Par ailleurs, aux termes de l'article R.142-6-3 du code de la sécurité sociale, applicable à compter du 1er janvier 2020, il est énoncé que : " Le greffe demande par tous moyens, selon le cas à l'organisme de sécurité sociale, au président du conseil départemental ou la maison départementale des personnes handicapées, de transmettre à l'expert ou au consultant désigné l'intégralité du rapport médical mentionné à l'article L.142-6 et du rapport mentionné au premier alinéa de l'article L.142-10 ou l'ensemble des éléments ou informations à caractère secret au sens du deuxième alinéa de l'article L.142-10 ayant fondé sa décision.
Dans le délai de dix jours à compter de la notification, à l'employeur de la victime de l'accident du travail ou de la maladie professionnelle, lorsque ce dernier est partie à l'instance, de la décision désignant l'expert, celui-ci peut demander, par tous moyens conférant date certaine, à l'organisme de sécurité sociale, de notifier au médecin, qu'il mandate à cet effet, l'intégralité des rapports précités. S'il n'a pas déjà notifié ces rapports au médecin ainsi mandaté, l'organisme de sécurité sociale procède à cette notification, dans le délai de vingt jours à compter de la réception de la demande de l'employeur. Dans le même délai, l'organisme de sécurité sociale informe la victime de l'accident du travail ou de la maladie professionnelle de la notification de l'intégralité de ces rapports au médecin mandaté par l'employeur "
Il suit de là que lorsque le rapport n'a pas été préalablement transmis durant la phase pré-contentieuse, l'employeur peut demander à la Caisse, dans le délai de 10 jours à compter de la notification de la décision désignant l'expert, de notifier au médecin mandaté à cet effet l'intégralité des rapports visés aux articles L.142-6 et R.142-8-5 du code de la sécurité sociale.
Dans ces conditions et au stade de la phase amiable devant la [12], il n'est pas justifié de manquement de la [14] au respect du contradictoire.
Ce moyen d'inopposabilité, infondé, devra dès lors être rejeté.

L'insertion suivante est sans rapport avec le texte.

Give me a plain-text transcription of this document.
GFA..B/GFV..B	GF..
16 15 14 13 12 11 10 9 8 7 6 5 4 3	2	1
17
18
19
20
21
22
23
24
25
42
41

Sur la demande d'inopposabilité des soins et arrêts de travail pris en charge par la caisse
L'article L.461-1 du code de la sécurité sociale dispose qu'est présumée d'origine professionnelle toute maladie désignée dans un tableau de maladies professionnelles et contractée dans les conditions mentionnées à ce tableau.
Le 24 mars 2022, Madame [T] [P] a adressé à la [14] une demande de reconnaissance de maladie professionnelle accompagnée d'un certificat médical initial établi le 3 mars 2022 mentionnant : " syndrome anxio dépressif ".
Par courrier du 7 octobre 2022, après avis favorable du comité régional de reconnaissance des maladies professionnelles, la [14] a notifié à l'OPH [17] une décision de prise en charge de la maladie hors tableau du 19 août 2021 de Madame [T] [P] au titre de la législation professionnelle.
Le litige porte sur l'imputabilité des soins et arrêts de travail prescrits au titre de la maladie professionnelle du 19 août 2021, des indemnités journalières ayant été imputées au compte de l'employeur.
Au dernier état de la jurisprudence, il résulte de l'article L.411-1 du code de la sécurité sociale que la présomption d'imputabilité au travail des lésions apparues à la suite d'un accident du travail ou d'une maladie professionnelle s'étend durant toute la durée d'incapacité de travail précédant soit la guérison complète soit la consolidation de la victime.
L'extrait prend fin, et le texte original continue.